I did, however, and gave him the evil eye every time he shoved a freshly sharpened crayon into his mouth. I asked my mother why some kids preferred eating crayons to coloring with them. My mother -- as charmingly clueless as the 1950s housewife played by Julianne Moore in Far From Heaven -- giggled and replied, "Some kids don't like to eat fish sticks, either." It took me years to figure out what she meant. Fish sticks or blue crayons -- it's simply a matter of personal taste.
Learning the art of discriminating eating should start early, which is why a restaurant like the three-year-old Crayola Cafe has a lot of potential. The menu isn't dumbed down like most kid-friendly restaurants', nor is it so coyly sophisticated as to turn off a youthful palate. The place is bright and colorful, and the service is friendly. So why did I cringe every time I went there? After three meals at the Crayola Cafe, I've decided that although the place has all the right colors and talent to be something more special than a lowbrow diner, it's missing that creative spark that might make it extraordinary. There's a certain magic associated with the Hallmark-owned brand name Crayola: Just ask anyone who remembers flipping back the cardboard lid of his or her first orange-and-green box containing the 64-color assortment. Those perfectly formed little wands of vibrantly colored wax glowed like jewels. Magic!

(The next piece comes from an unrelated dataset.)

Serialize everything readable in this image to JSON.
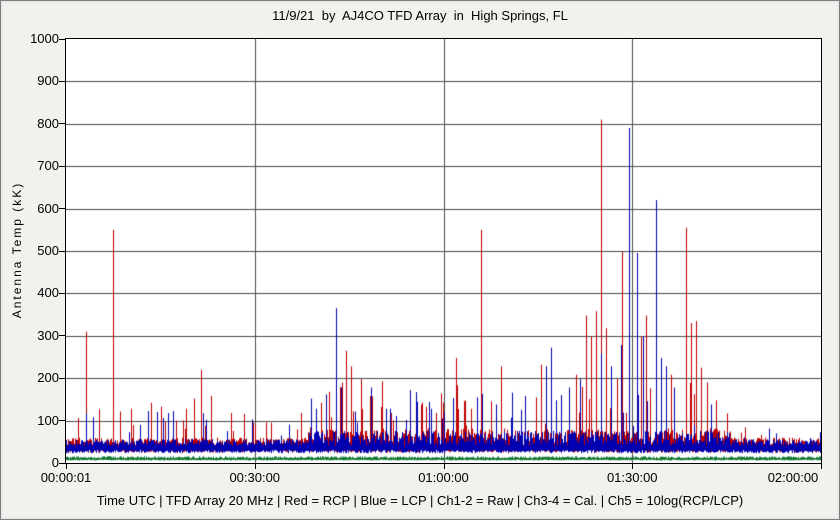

Whereas the Walt Disney Company is masterfully shrewd when capitalizing on its product name, Hallmark and its Culinary Concept unit fumble with their hometown Crayola Cafe. The food, overseen by chef Kelli Billingsley, isn't artful in any fashion. In fact, it's numbingly dull. The sandwiches are no more interesting than those found at any corporate casual chain, and the main dishes couldn't be more bland or served with less flair. Yes, there are a few gimmicky choices aimed at kids who prefer playing with their food to eating it, including a "Make-Your-Own Peanut Butter" option served with crustless toast rounds, apple slices, bananas and caramel popcorn. If it sounds more like a game than a meal, it is.
The place could use a little spiffing up visually as well. The location, on the second-level terrace of Crown Center, overlooking the building's indoor atrium, doesn't lend itself to much in the way of colorful décor. There are no interior walls, so the only decorative elements -- aside from the paper placemats -- are architectural ones (a massive ring of lights floating above the "bar," for instance). Oh, there are oversized Crayola props, too, but they're scrawled with more graffiti than any New York subway car.
The artistically inclined can scribble on the placemats with a selection of Binney & Smith's newest colors (changed every Sunday, for those diners who prefer virgin wax), placed at each table along with a "children's menu" that's so tiny I didn't even notice it until my final visit. By then, we'd already ordered. I've seen postcards bigger than this laminated sheet, and the microscopic print was more difficult to read than the etchings on the Rosetta stone.